Prädikat besonders wertvoll

Der Animationsfilm TAKO TSUBO von Eva Pedroza und Fanny Sorgo ist eine surrealistische Reflexion über den Umgang mit Gefühlen in einer Leistungsgesellschaft. Der sechsminütige Kurzfilm besticht durch eine originelle Kombination aus minimalistischem Stil, lakonischem Humor und experimenteller Animationstechnik. Er greift das Motiv des Herzens – sowohl als Zentrum des Lebens als auch als Symbol des Liebens – auf und interpretiert es in einer eigenwillig-kauzigen Welt neu.
Im Mittelpunkt steht Herr Ham, der sich dazu entschließt, sein Herz operativ entfernen zu lassen, um von der Last seiner Gefühle befreit zu werden. In einer Welt, in der die modernen Möglichkeiten der Medizin den Menschen an die Lebensrealität anzupassen scheinen, wird diese Entscheidung als lapidarer Eingriff dargestellt. Diese surreale Ausgangssituation entfaltet sich in einem Wald mit rauschenden Blätterkronen, wo die Bewegungen der Figuren oft nur durch kleine Mikrogesten sichtbar werden – eine faszinierende visuelle Entsprechung zum inneren Stillstand der Charaktere.
Die Animationstechnik, in der jede Bewegung ihre Spuren hinterlässt, verleiht dem Film eine einzigartige ästhetische Textur. Die Bäume, der Wald und der sich bildende Blut-See werden dabei zu motivischen Erweiterungen des Herzens, das als Hindernis und zugleich als Zentrum des Lebens thematisiert wird. Besonders eindrucksvoll ist die Szene, in der das Herz in Hams Hand in einer Schimpf-Tirade ausrastet, voller rätselhafter Reime und bitterer Emotionen.
Der trockene Humor des Films, der in pointierten Dialogen auf den Punkt gebracht wird, ist Motor der lakonischen Andersartigkeit der Erzählung. Besonders hervorzuheben ist die letzte Szene, in der Herr Ham einer Frau begegnet, die ihre Lunge entfernt hat und nun stressfrei und ohne schlechtes Gewissen im Blut-See rauchen kann. Der gemeinsame Zigarettengenuss wird zu einer grotesken, aber emotionalen Geste des Zusammenkommens.

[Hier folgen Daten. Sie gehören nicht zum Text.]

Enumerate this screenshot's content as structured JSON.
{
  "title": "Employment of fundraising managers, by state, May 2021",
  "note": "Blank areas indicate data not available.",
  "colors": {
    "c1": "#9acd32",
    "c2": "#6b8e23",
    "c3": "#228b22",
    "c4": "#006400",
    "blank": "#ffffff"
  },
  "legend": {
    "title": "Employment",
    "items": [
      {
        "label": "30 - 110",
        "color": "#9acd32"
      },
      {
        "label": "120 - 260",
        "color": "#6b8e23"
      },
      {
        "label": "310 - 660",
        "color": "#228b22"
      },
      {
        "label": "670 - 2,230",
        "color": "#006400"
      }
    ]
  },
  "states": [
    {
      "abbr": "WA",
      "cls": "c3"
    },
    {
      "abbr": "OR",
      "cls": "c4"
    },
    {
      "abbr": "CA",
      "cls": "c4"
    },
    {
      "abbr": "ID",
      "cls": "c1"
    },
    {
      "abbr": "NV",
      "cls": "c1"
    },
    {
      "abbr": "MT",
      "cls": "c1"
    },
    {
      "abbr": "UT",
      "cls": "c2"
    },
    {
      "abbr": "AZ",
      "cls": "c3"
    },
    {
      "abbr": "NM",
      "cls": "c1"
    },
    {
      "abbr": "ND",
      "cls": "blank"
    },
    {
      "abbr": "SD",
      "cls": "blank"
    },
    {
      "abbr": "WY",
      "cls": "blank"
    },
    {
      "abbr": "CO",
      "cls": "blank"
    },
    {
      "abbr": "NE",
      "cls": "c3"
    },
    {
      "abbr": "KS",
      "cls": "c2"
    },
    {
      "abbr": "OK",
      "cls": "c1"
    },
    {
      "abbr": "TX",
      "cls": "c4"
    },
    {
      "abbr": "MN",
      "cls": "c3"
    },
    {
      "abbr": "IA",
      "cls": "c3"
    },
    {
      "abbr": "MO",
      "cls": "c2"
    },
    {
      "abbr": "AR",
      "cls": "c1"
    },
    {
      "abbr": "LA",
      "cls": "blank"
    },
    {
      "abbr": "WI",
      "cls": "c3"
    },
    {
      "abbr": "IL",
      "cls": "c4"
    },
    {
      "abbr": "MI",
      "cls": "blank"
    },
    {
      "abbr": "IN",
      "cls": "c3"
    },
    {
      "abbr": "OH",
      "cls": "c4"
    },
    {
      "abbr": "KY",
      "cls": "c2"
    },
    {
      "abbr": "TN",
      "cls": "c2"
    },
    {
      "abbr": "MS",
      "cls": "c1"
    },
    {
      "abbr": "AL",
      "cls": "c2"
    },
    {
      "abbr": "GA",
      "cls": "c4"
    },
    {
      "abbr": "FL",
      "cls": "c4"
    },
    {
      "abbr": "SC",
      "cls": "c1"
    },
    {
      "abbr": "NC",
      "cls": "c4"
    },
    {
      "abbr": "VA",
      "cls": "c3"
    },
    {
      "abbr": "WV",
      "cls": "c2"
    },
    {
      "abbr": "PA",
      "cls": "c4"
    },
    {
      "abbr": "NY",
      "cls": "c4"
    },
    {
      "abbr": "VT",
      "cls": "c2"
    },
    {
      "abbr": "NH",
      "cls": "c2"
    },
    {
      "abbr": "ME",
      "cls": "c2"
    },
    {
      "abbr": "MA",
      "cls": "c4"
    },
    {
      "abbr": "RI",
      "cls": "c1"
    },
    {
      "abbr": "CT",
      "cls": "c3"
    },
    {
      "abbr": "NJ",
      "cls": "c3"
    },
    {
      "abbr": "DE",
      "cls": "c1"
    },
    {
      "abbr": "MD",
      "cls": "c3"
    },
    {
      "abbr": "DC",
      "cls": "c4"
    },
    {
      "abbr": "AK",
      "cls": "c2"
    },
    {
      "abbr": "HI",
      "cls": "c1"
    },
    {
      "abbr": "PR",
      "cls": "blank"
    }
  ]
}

Die musikalische Gestaltung des Films gipfelt in einem emotionalen Finale: ein Gesang, der als explosive Entladung der zuvor unterdrückten Gefühle verstanden werden kann. TAKO TSUBO ist visuell überhöht und experimentell, gleichzeitig aber narrativ klar und emotional zugänglich. Die originelle Variante der "talking heads" und die präzise Gesellschaftskritik machen diesen Kurzfilm zu einem beeindruckenden Beispiel für zeitgenössische Animationskunst.
Die Jury vergibt einstimmig das Prädikat "besonders wertvoll".